The Australian share market edged modestly lower on August 29, 2025, concluding a volatile earnings season with gains in tech and resources offsetting broader weakness, as investors digested mixed corporate results and awaited global catalysts. The S&P/ASX 200 slipped 0.08% to 8,973.1, mid-range after a 0.28% dip from its low and 0.20% from the high, while the broader All Ordinaries inched up 0.02% to 9,243.0. Small-caps outperformed with the Small Ords rising 0.84%, and breadth favored advancers 157 to 119 in the ASX 300. For the week, the index eked out a 0.06% gain, but August marked a robust 2.6% monthly advance—its strongest since May’s 3.8% surge—driven by resilient earnings amid global tariff uncertainties and U.S. policy risks, though stretched valuations and September seasonality pose correction threats.

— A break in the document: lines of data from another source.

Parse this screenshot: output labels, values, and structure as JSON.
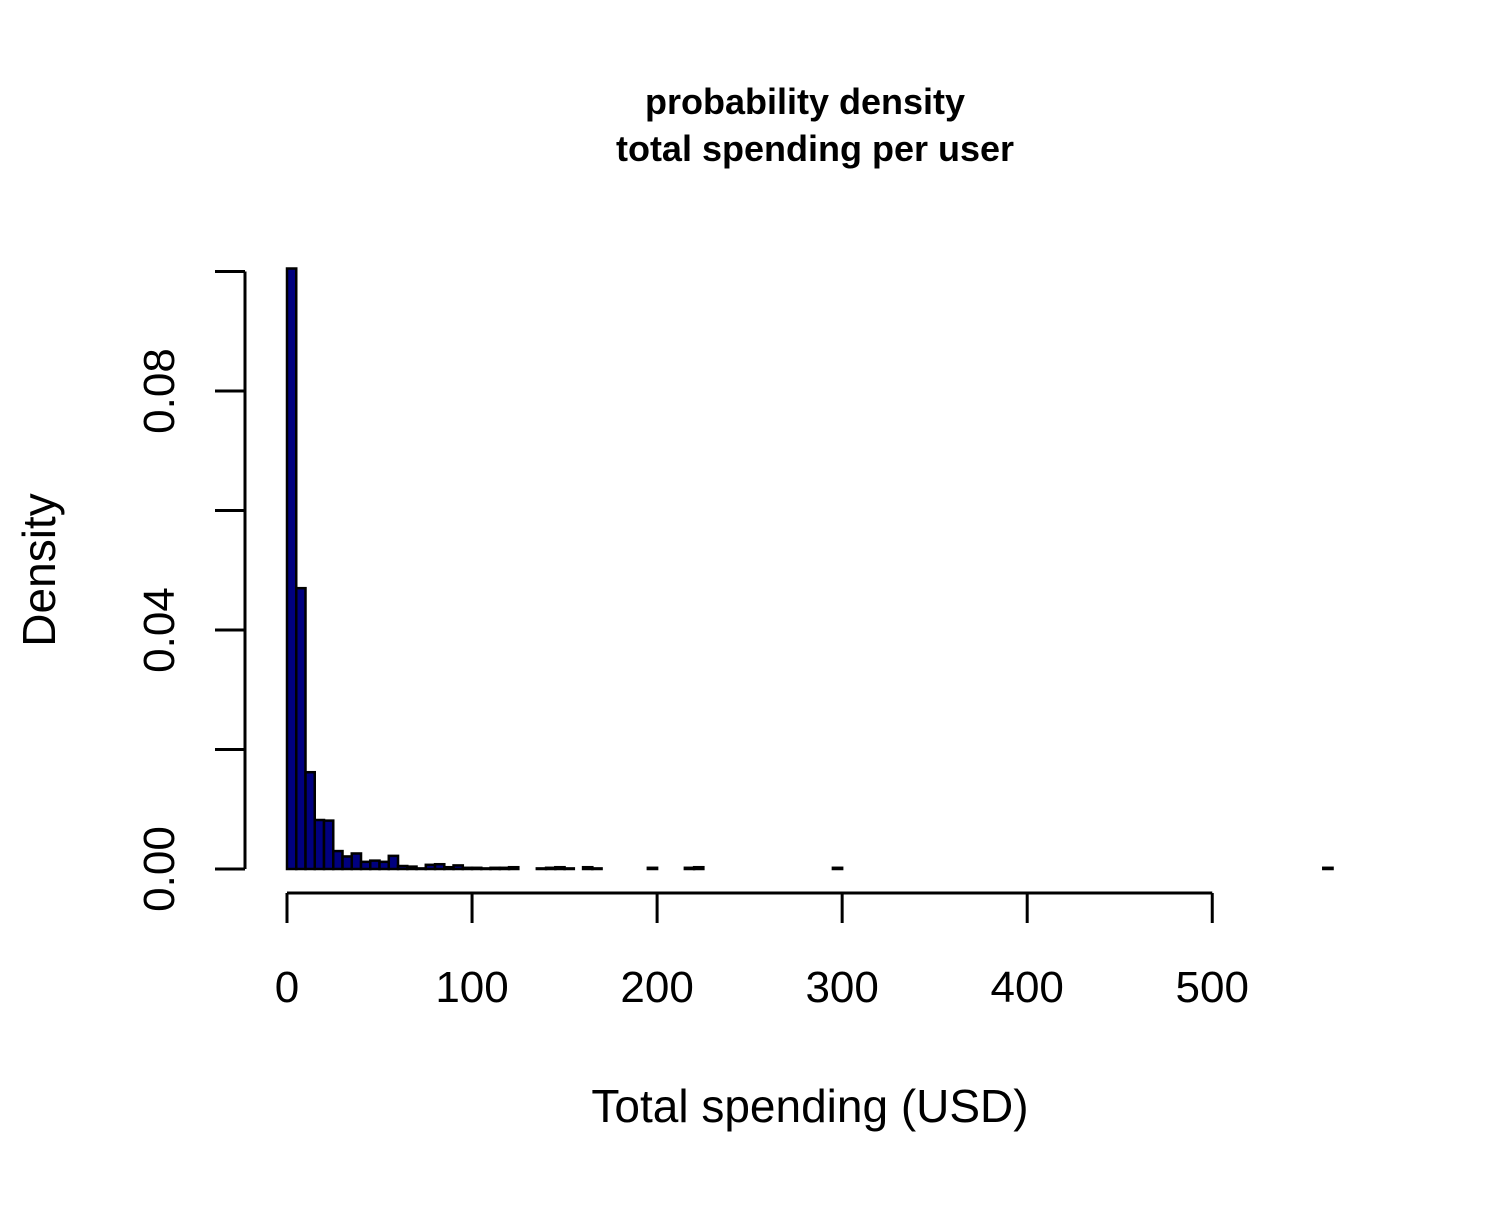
{
  "chart_data": {
    "type": "bar",
    "title": "probability density",
    "subtitle": "total spending per user",
    "xlabel": "Total spending (USD)",
    "ylabel": "Density",
    "xlim": [
      0,
      570
    ],
    "ylim": [
      0,
      0.1
    ],
    "x_ticks": [
      "0",
      "100",
      "200",
      "300",
      "400",
      "500"
    ],
    "y_ticks": [
      "0.00",
      "0.04",
      "0.08"
    ],
    "y_tick_values": [
      0,
      0.02,
      0.04,
      0.06,
      0.08,
      0.1
    ],
    "grid": false,
    "legend": "none",
    "bar_color": "#00007F",
    "bin_width": 5,
    "bins_start": [
      0,
      5,
      10,
      15,
      20,
      25,
      30,
      35,
      40,
      45,
      50,
      55,
      60,
      65,
      70,
      75,
      80,
      85,
      90,
      95,
      100,
      105,
      110,
      115,
      120,
      125,
      130,
      135,
      140,
      145,
      150,
      155,
      160,
      165,
      170,
      175,
      180,
      185,
      190,
      195,
      200,
      205,
      210,
      215,
      220,
      225,
      230,
      235,
      240,
      245,
      250,
      255,
      260,
      265,
      270,
      275,
      280,
      285,
      290,
      295,
      300,
      305,
      310,
      315,
      320,
      325,
      330,
      335,
      340,
      345,
      350,
      355,
      360,
      365,
      370,
      375,
      380,
      385,
      390,
      395,
      400,
      405,
      410,
      415,
      420,
      425,
      430,
      435,
      440,
      445,
      450,
      455,
      460,
      465,
      470,
      475,
      480,
      485,
      490,
      495,
      500,
      505,
      510,
      515,
      520,
      525,
      530,
      535,
      540,
      545,
      550,
      555,
      560
    ],
    "values": [
      0.1005,
      0.047,
      0.0162,
      0.0082,
      0.0081,
      0.003,
      0.0021,
      0.0026,
      0.0012,
      0.0014,
      0.0012,
      0.0022,
      0.0005,
      0.0004,
      0.0001,
      0.0007,
      0.0008,
      0.0003,
      0.0006,
      0.0002,
      0.0002,
      0.0001,
      0.0002,
      0.0002,
      0.0003,
      0.0,
      0.0,
      0.0001,
      0.0002,
      0.0003,
      0.0001,
      0.0,
      0.0003,
      0.0001,
      0.0,
      0.0,
      0.0,
      0.0,
      0.0,
      0.0002,
      0.0,
      0.0,
      0.0,
      0.0002,
      0.0003,
      0.0,
      0.0,
      0.0,
      0.0,
      0.0,
      0.0,
      0.0,
      0.0,
      0.0,
      0.0,
      0.0,
      0.0,
      0.0,
      0.0,
      0.0002,
      0.0,
      0.0,
      0.0,
      0.0,
      0.0,
      0.0,
      0.0,
      0.0,
      0.0,
      0.0,
      0.0,
      0.0,
      0.0,
      0.0,
      0.0,
      0.0,
      0.0,
      0.0,
      0.0,
      0.0,
      0.0,
      0.0,
      0.0,
      0.0,
      0.0,
      0.0,
      0.0,
      0.0,
      0.0,
      0.0,
      0.0,
      0.0,
      0.0,
      0.0,
      0.0,
      0.0,
      0.0,
      0.0,
      0.0,
      0.0,
      0.0,
      0.0,
      0.0,
      0.0,
      0.0,
      0.0,
      0.0,
      0.0,
      0.0,
      0.0,
      0.0,
      0.0,
      0.0002
    ]
  }
}
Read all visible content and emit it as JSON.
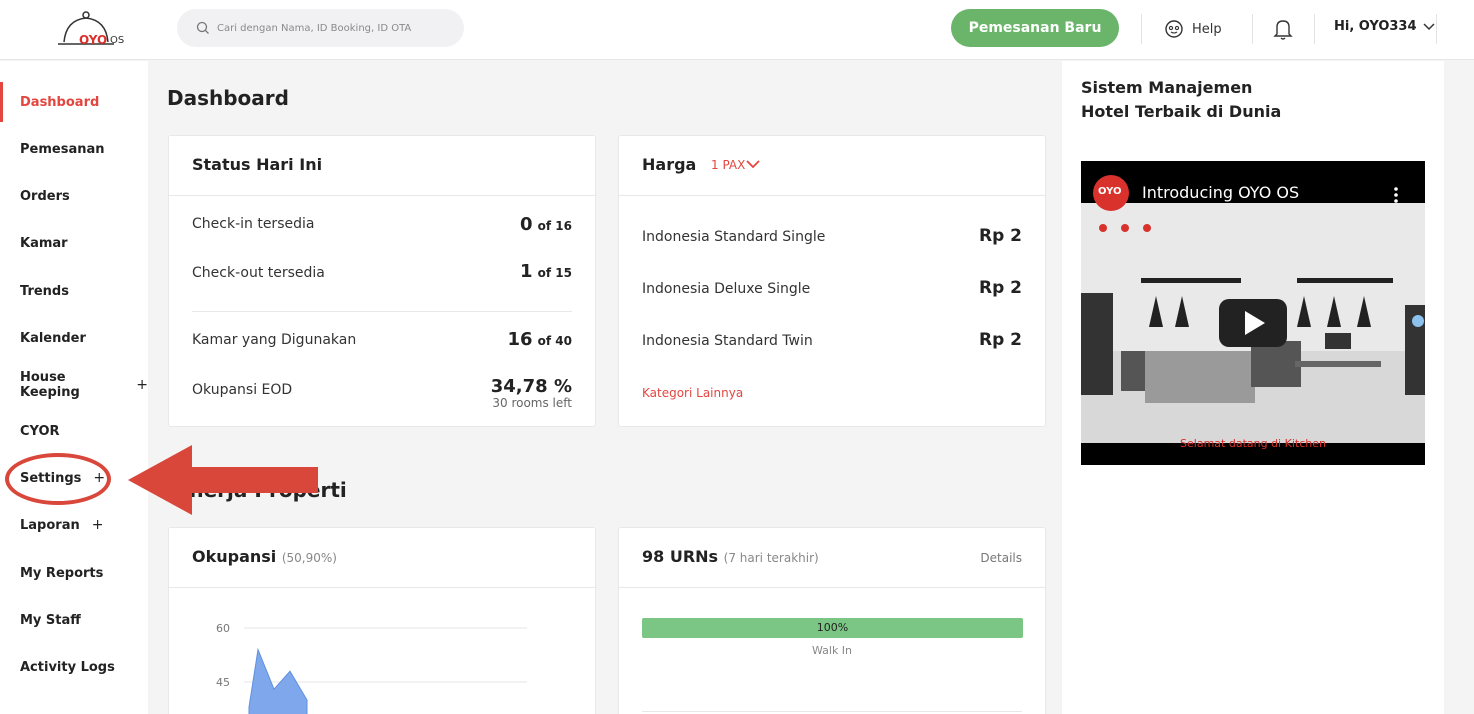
{
  "header": {
    "logo_text": "OYO",
    "logo_suffix": "OS",
    "search_placeholder": "Cari dengan Nama, ID Booking, ID OTA",
    "new_booking_label": "Pemesanan Baru",
    "help_label": "Help",
    "user_label": "Hi, OYO334"
  },
  "sidebar": {
    "items": [
      {
        "label": "Dashboard",
        "plus": ""
      },
      {
        "label": "Pemesanan",
        "plus": ""
      },
      {
        "label": "Orders",
        "plus": ""
      },
      {
        "label": "Kamar",
        "plus": ""
      },
      {
        "label": "Trends",
        "plus": ""
      },
      {
        "label": "Kalender",
        "plus": ""
      },
      {
        "label": "House Keeping",
        "plus": "+"
      },
      {
        "label": "CYOR",
        "plus": ""
      },
      {
        "label": "Settings",
        "plus": "+"
      },
      {
        "label": "Laporan",
        "plus": "+"
      },
      {
        "label": "My Reports",
        "plus": ""
      },
      {
        "label": "My Staff",
        "plus": ""
      },
      {
        "label": "Activity Logs",
        "plus": ""
      }
    ]
  },
  "main": {
    "title": "Dashboard",
    "status": {
      "title": "Status Hari Ini",
      "rows": [
        {
          "label": "Check-in tersedia",
          "value": "0",
          "of": "of 16"
        },
        {
          "label": "Check-out tersedia",
          "value": "1",
          "of": "of 15"
        },
        {
          "label": "Kamar yang Digunakan",
          "value": "16",
          "of": "of 40"
        },
        {
          "label": "Okupansi EOD",
          "value": "34,78 %",
          "of": "30 rooms left"
        }
      ]
    },
    "harga": {
      "title": "Harga",
      "pax": "1 PAX",
      "rows": [
        {
          "label": "Indonesia Standard Single",
          "value": "Rp 2"
        },
        {
          "label": "Indonesia Deluxe Single",
          "value": "Rp 2"
        },
        {
          "label": "Indonesia Standard Twin",
          "value": "Rp 2"
        }
      ],
      "more": "Kategori Lainnya"
    },
    "section_title": "Kinerja Properti",
    "okupansi": {
      "title": "Okupansi",
      "sub": "(50,90%)"
    },
    "urns": {
      "title": "98 URNs",
      "sub": "(7 hari terakhir)",
      "details": "Details",
      "progress_label": "100%",
      "progress_value": 1.0,
      "walkin_label": "Walk In"
    }
  },
  "right": {
    "promo_line1": "Sistem Manajemen",
    "promo_line2": "Hotel Terbaik di Dunia",
    "video_logo": "OYO",
    "video_title": "Introducing OYO OS",
    "video_caption": "Selamat datang di Kitchen"
  },
  "chart_data": {
    "type": "area",
    "title": "",
    "xlabel": "",
    "ylabel": "",
    "y_ticks": [
      60,
      45
    ],
    "series": [
      {
        "values": [
          38,
          54,
          43,
          48,
          40
        ]
      }
    ],
    "colors": {
      "fill": "#7fa8ec",
      "stroke": "#5f8fe0"
    }
  },
  "colors": {
    "accent": "#e3463f",
    "green": "#6ab56a",
    "progress": "#7bc684"
  }
}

Information Technology led sectors with a 3.07% surge, buoyed by NextDC rocketing 17.4% to $16.50 after FY25 revenue beat guidance at $350.2 million, highlighting AI and cloud demand scaling. Energy rose 0.99% and Materials added 0.24%, fueled by battery metals resurgence—lithium stocks like Pilbara Minerals (+6.5%), Liontown Resources (+6.2%), Mineral Resources (+1.4%), and uranium plays including Boss Energy (+7.7%) on FY25 results, Paladin Energy (+7.8%), Deep Yellow (+6.1%), and NexGen Energy (+5.2%) amid supply constraints. Consumer Staples gained 0.42% with Woolworths up 1.6%, but Financials fell 0.57% as big banks weakened—CBA -1.8%, Westpac -1.0%, NAB -0.4%, ANZ -0.1%—despite Morgan Stanley ranking NAB top amid lending rebound. Real Estate lagged at -0.87%.

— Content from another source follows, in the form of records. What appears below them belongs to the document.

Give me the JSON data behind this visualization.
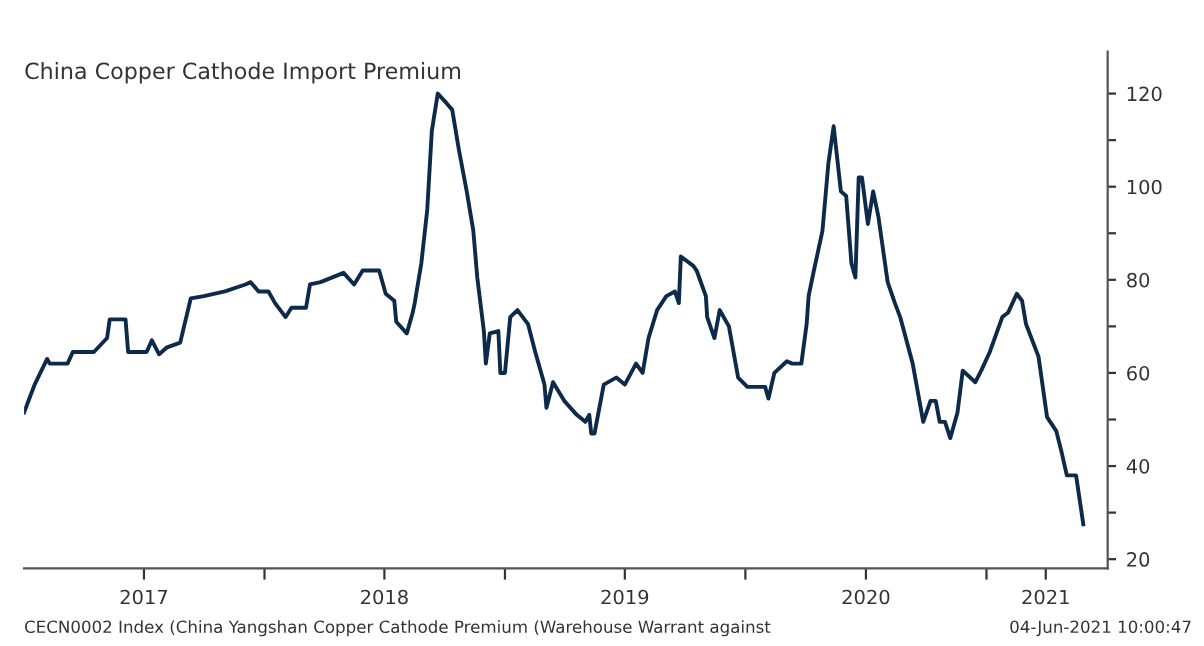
{
  "chart_data": {
    "type": "line",
    "title": "China Copper Cathode Import Premium",
    "annotations": [
      "CECN0002 Index (China Yangshan Copper Cathode Premium (Warehouse Warrant against",
      "04-Jun-2021 10:00:47"
    ],
    "x": [
      "2017-01-01",
      "2017-01-09",
      "2017-01-17",
      "2017-02-05",
      "2017-02-09",
      "2017-03-08",
      "2017-03-16",
      "2017-04-17",
      "2017-05-07",
      "2017-05-11",
      "2017-06-04",
      "2017-06-08",
      "2017-07-06",
      "2017-07-14",
      "2017-07-25",
      "2017-08-06",
      "2017-08-26",
      "2017-09-11",
      "2017-10-01",
      "2017-11-02",
      "2017-12-03",
      "2017-12-11",
      "2017-12-23",
      "2018-01-07",
      "2018-01-17",
      "2018-02-02",
      "2018-02-11",
      "2018-03-05",
      "2018-03-11",
      "2018-03-27",
      "2018-05-01",
      "2018-05-17",
      "2018-05-30",
      "2018-06-24",
      "2018-07-04",
      "2018-07-17",
      "2018-07-20",
      "2018-08-05",
      "2018-08-14",
      "2018-08-17",
      "2018-08-27",
      "2018-09-05",
      "2018-09-12",
      "2018-09-21",
      "2018-10-04",
      "2018-10-13",
      "2018-10-23",
      "2018-11-04",
      "2018-11-14",
      "2018-11-20",
      "2018-11-30",
      "2018-12-03",
      "2018-12-09",
      "2018-12-22",
      "2018-12-25",
      "2019-01-01",
      "2019-01-09",
      "2019-01-20",
      "2019-02-05",
      "2019-02-16",
      "2019-03-02",
      "2019-03-05",
      "2019-03-15",
      "2019-04-01",
      "2019-04-20",
      "2019-05-03",
      "2019-05-09",
      "2019-05-12",
      "2019-05-17",
      "2019-05-31",
      "2019-06-19",
      "2019-07-02",
      "2019-07-19",
      "2019-07-29",
      "2019-08-07",
      "2019-08-20",
      "2019-09-03",
      "2019-09-16",
      "2019-09-22",
      "2019-09-25",
      "2019-10-14",
      "2019-10-19",
      "2019-11-02",
      "2019-11-04",
      "2019-11-15",
      "2019-11-23",
      "2019-12-07",
      "2019-12-21",
      "2020-01-04",
      "2020-01-31",
      "2020-02-05",
      "2020-02-14",
      "2020-03-04",
      "2020-03-12",
      "2020-03-26",
      "2020-04-03",
      "2020-04-06",
      "2020-04-14",
      "2020-04-27",
      "2020-05-06",
      "2020-05-14",
      "2020-05-25",
      "2020-06-02",
      "2020-06-10",
      "2020-06-16",
      "2020-06-21",
      "2020-06-26",
      "2020-07-05",
      "2020-07-13",
      "2020-07-21",
      "2020-08-04",
      "2020-08-15",
      "2020-08-23",
      "2020-09-11",
      "2020-09-27",
      "2020-10-08",
      "2020-10-16",
      "2020-10-22",
      "2020-10-30",
      "2020-11-07",
      "2020-11-18",
      "2020-11-26",
      "2020-12-15",
      "2020-12-24",
      "2021-01-06",
      "2021-01-25",
      "2021-02-03",
      "2021-02-16",
      "2021-02-24",
      "2021-03-02",
      "2021-03-21",
      "2021-04-03",
      "2021-04-17",
      "2021-04-25",
      "2021-05-03",
      "2021-05-17",
      "2021-05-28"
    ],
    "series": [
      {
        "color": "#0d2a4a",
        "values": [
          51.5,
          54.5,
          57.5,
          63,
          62,
          62,
          64.5,
          64.5,
          67.5,
          71.5,
          71.5,
          64.5,
          64.5,
          67,
          64,
          65.5,
          66.5,
          76,
          76.5,
          77.5,
          79,
          79.5,
          77.5,
          77.5,
          75,
          72,
          74,
          74,
          79,
          79.5,
          81.5,
          79,
          82,
          82,
          77,
          75.5,
          71,
          68.5,
          73,
          75,
          83.5,
          95,
          112,
          120,
          118,
          116.5,
          108,
          99,
          90.5,
          80.5,
          69,
          62,
          68.5,
          69,
          60,
          60,
          72,
          73.5,
          70.5,
          64.5,
          57.5,
          52.5,
          58,
          54,
          51,
          49.5,
          51,
          47,
          47,
          57.5,
          59,
          57.5,
          62,
          60,
          67.5,
          73.5,
          76.5,
          77.5,
          75,
          85,
          83,
          82,
          76.5,
          72,
          67.5,
          73.5,
          70,
          59,
          57,
          57,
          54.5,
          60,
          62.5,
          62,
          62,
          70.5,
          76.5,
          82,
          90.5,
          105,
          113,
          99,
          98,
          83.5,
          80.5,
          102,
          102,
          92,
          99,
          93.5,
          79.5,
          75,
          72,
          62,
          49.5,
          54,
          54,
          49.5,
          49.5,
          46,
          51.5,
          60.5,
          58,
          60.5,
          64.5,
          72,
          73,
          77,
          75.5,
          70.5,
          63.5,
          50.5,
          47.5,
          43,
          38,
          38,
          27.5
        ]
      }
    ],
    "xlim": [
      "2017-01-01",
      "2021-07-04"
    ],
    "xticks": [
      {
        "value": "2017-07-02",
        "label": "2017"
      },
      {
        "value": "2018-01-01",
        "label": null
      },
      {
        "value": "2018-07-02",
        "label": "2018"
      },
      {
        "value": "2019-01-01",
        "label": null
      },
      {
        "value": "2019-07-02",
        "label": "2019"
      },
      {
        "value": "2020-01-01",
        "label": null
      },
      {
        "value": "2020-07-02",
        "label": "2020"
      },
      {
        "value": "2021-01-01",
        "label": null
      },
      {
        "value": "2021-04-01",
        "label": "2021"
      }
    ],
    "ylim": [
      18,
      129
    ],
    "yticks": [
      20,
      {
        "value": 30,
        "label": null
      },
      40,
      {
        "value": 50,
        "label": null
      },
      60,
      {
        "value": 70,
        "label": null
      },
      80,
      {
        "value": 90,
        "label": null
      },
      100,
      {
        "value": 110,
        "label": null
      },
      120
    ],
    "grid": false,
    "marker": "none",
    "line_style": "solid"
  }
}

Notable movers included 4DMedical (+18.8%) on FY25 results, Invictus Energy (+17.2%), St George Mining (+15.4%), Austal (+15.1%) after revenue jumped 24.1% and profit sixfold, Viridis Mining and Minerals (+13.5%), Smartgroup Corporation (+12.0%), Meteoric Resources (+12.0%), Duratec (+11.8%), Harvey Norman (+11.5%) soaring to all-time high on 47% profit rise to $518 million, Falcon Metals (+11.2%), Energy Transition Minerals (+10.5%), Lindian Resources (+10.0%), Eagers Automotive (+9.5%), McMillan Shakespeare (+9.3%), Artrya (+9.2%), Bubs Australia (+9.1%), Caprice Resources (+9.1%), Peak Minerals (+8.8%), American Rare Earths (+8.6%), Arafura Rare Earths (+8.3%), Lotus Resources (+8.1%), Vection Technologies (+8.0%), Bisalloy Steel Group (+7.7%), Qoria (+7.2%), Metals X (+6.7%), Barton Gold (+6.5%), Australian Finance Group (+6.5%), Brazilian Rare Earths (+6.4%), Galan Lithium (+6.3%), Electro Optic Systems (+5.6%), BetaShares Global Uranium ETF (+5.5%). Laggards featured Clinuvel Pharmaceuticals (-15.0%) on investor presentation, Bioxyne (-13.8%), Mesoblast (-9.9%), Pexa Group (-9.3%), Broken Hill Mines (-7.8%), Kaiser Reef (-7.3%), Kaili Resources (-7.0%), Clarity Pharmaceuticals (-6.3%), Lynas Rare Earths (-5.8%) after $750 million placement.

The AUD/USD dipped 0.03% to 0.6531. U.S. PCE data met expectations—core MM +0.3%, YY +2.9%; headline MM +0.2%, YY +2.6%—reinforcing soft landing bets but sparking a Wall Street tech rout, with Nasdaq down 1.2%, S&P 500 -0.6%, Dow -0.2%. Investors eye potential September volatility from U.S. tariffs, debt risks, and Fed policy amid Trump’s central bank pressures.